Quais são esses tópicos e como podemos enxergar essa diversidade temática pelas lentes das Relações Internacionais?

O filme possui quatro camadas que podem ser analisadas a partir do seu desenrolar. Cada uma delas revela um tema pertinente para as RI que é exposto no filme com a devida sutileza e propensão à reflexão que esses temas demandam. Claro, tudo isso contextualizado e adaptado na metáfora do filme e na própria dinâmica narrativa do cinema.

Primeiro, há uma camada de crítica ao capitalismo e ao processo de industrialização; em seguida, podemos enxergar uma camada feminista, dialogando e refletindo sobre o papel da mulher nas sociedades ocidentais; depois, há uma camada que nos faz pensar sobre ética e direitos dos animais; e, por fim, uma camada que nos traz uma profunda reflexão sobre o Holocausto e campos de concentração no geral.

Analisemos, então, cada uma delas à luz das RI.

A fachada do capitalismo e o sonho de Ginger

Usadas simplesmente por suas capacidades reprodutivas e efetivamente encarando a morte com o processo de industrialização: poderíamos estar falando das mulheres em O Conto da Aia ou de muitas mulheres durante a história; mas não, essa é a alegoria a respeito do capitalismo que se passa com as galinhas do filme.
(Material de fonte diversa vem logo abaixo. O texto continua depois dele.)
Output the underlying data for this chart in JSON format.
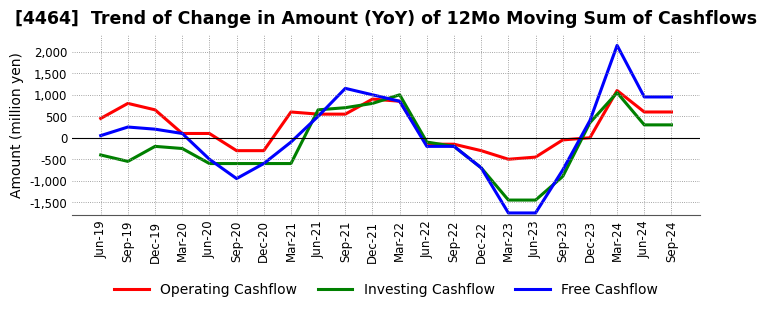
{
  "title": "[4464]  Trend of Change in Amount (YoY) of 12Mo Moving Sum of Cashflows",
  "ylabel": "Amount (million yen)",
  "x_labels": [
    "Jun-19",
    "Sep-19",
    "Dec-19",
    "Mar-20",
    "Jun-20",
    "Sep-20",
    "Dec-20",
    "Mar-21",
    "Jun-21",
    "Sep-21",
    "Dec-21",
    "Mar-22",
    "Jun-22",
    "Sep-22",
    "Dec-22",
    "Mar-23",
    "Jun-23",
    "Sep-23",
    "Dec-23",
    "Mar-24",
    "Jun-24",
    "Sep-24"
  ],
  "operating": [
    450,
    800,
    650,
    100,
    100,
    -300,
    -300,
    600,
    550,
    550,
    900,
    850,
    -150,
    -150,
    -300,
    -500,
    -450,
    -50,
    0,
    1100,
    600,
    600
  ],
  "investing": [
    -400,
    -550,
    -200,
    -250,
    -600,
    -600,
    -600,
    -600,
    650,
    700,
    800,
    1000,
    -100,
    -200,
    -700,
    -1450,
    -1450,
    -900,
    350,
    1050,
    300,
    300
  ],
  "free": [
    50,
    250,
    200,
    100,
    -500,
    -950,
    -600,
    -100,
    500,
    1150,
    1000,
    850,
    -200,
    -200,
    -700,
    -1750,
    -1750,
    -750,
    400,
    2150,
    950,
    950
  ],
  "operating_color": "#ff0000",
  "investing_color": "#008000",
  "free_color": "#0000ff",
  "ylim": [
    -1800,
    2400
  ],
  "yticks": [
    -1500,
    -1000,
    -500,
    0,
    500,
    1000,
    1500,
    2000
  ],
  "grid_color": "#888888",
  "bg_color": "#ffffff",
  "linewidth": 2.2,
  "title_fontsize": 12.5,
  "legend_fontsize": 10,
  "axis_fontsize": 8.5,
  "ylabel_fontsize": 10
}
Seus ovos são a medida do que elas valem e, posteriormente, quando a inovação industrial permite que a fazenda passe a produzir tortas de galinha, o destino que as espera é a morte. Através desse enredo, o filme provoca reflexões sobre as consequências desiguais para os gêneros no processo de industrialização e no capitalismo de forma mais geral.

A exploração da mulher e a redução dela à uma mera máquina reprodutora revelam o entedimento de que o processo histórico de instauração do capitalismo não está dissociado do sexismo e do processo histórico de inferiorização e submissão do sexo feminino. Ao enfatizar essa relação entre capitalismo e gênero, o filme se situa numa discussão clássica do feminismo nas Relações Internacionais, que é a leitura da história e das consequências sociais do capitalismo através de um olhar focado nas relações de gênero.

Como, então, o filme se transporta dessa dimensão de reflexão acerca do capitalismo enquanto sistema para a dimensão substancial do feminismo?

O papel da mulher na sociedade: uma alegoria

De forma sobreposta às críticas sociais ao capitalismo, está a faceta feminista do filme: muito do que vemos na tela é um tributo aos movimentos feministas e suas incessantes buscas por justiça reprodutiva, fuga do domínio masculino, igualdade econômica e social, além de uma busca por independência e autonomia feminina.

A protagonista Ginger diz em certo momento do filme que as cercas não estão apenas ao redor da fazenda, mas também nas mentes de todas ali. Essa frase resume bem uma das temáticas feministas que circundam a história: a capacidade da sociedade e de uma cultura convencer até mesmo aqueles que são oprimidos e inferiorizados de que tal condição é natural e quiçá desejável.

A história do feminismo se dá no contexto de uma feroz oposição aos séculos de instauração patriarcal do modelo limitante do que é ser uma mulher e essas cercas permanecem mesmo hoje – é o que está implícito na reflexão da galinha protagonista.

Ginger, em sua heroica e idealista luta pela liberdade, não quer apenas sair da fazenda, mas também destruir as cercas que ainda se mantêm erigidas nas mentes de muitas ali. Elas pensam que aquilo que foram designadas pelos donos da fazenda é tudo que podem e devem ser. É o pensamento de que não há espaço de ação maior para elas do que aquilo que lhes foi ensinado.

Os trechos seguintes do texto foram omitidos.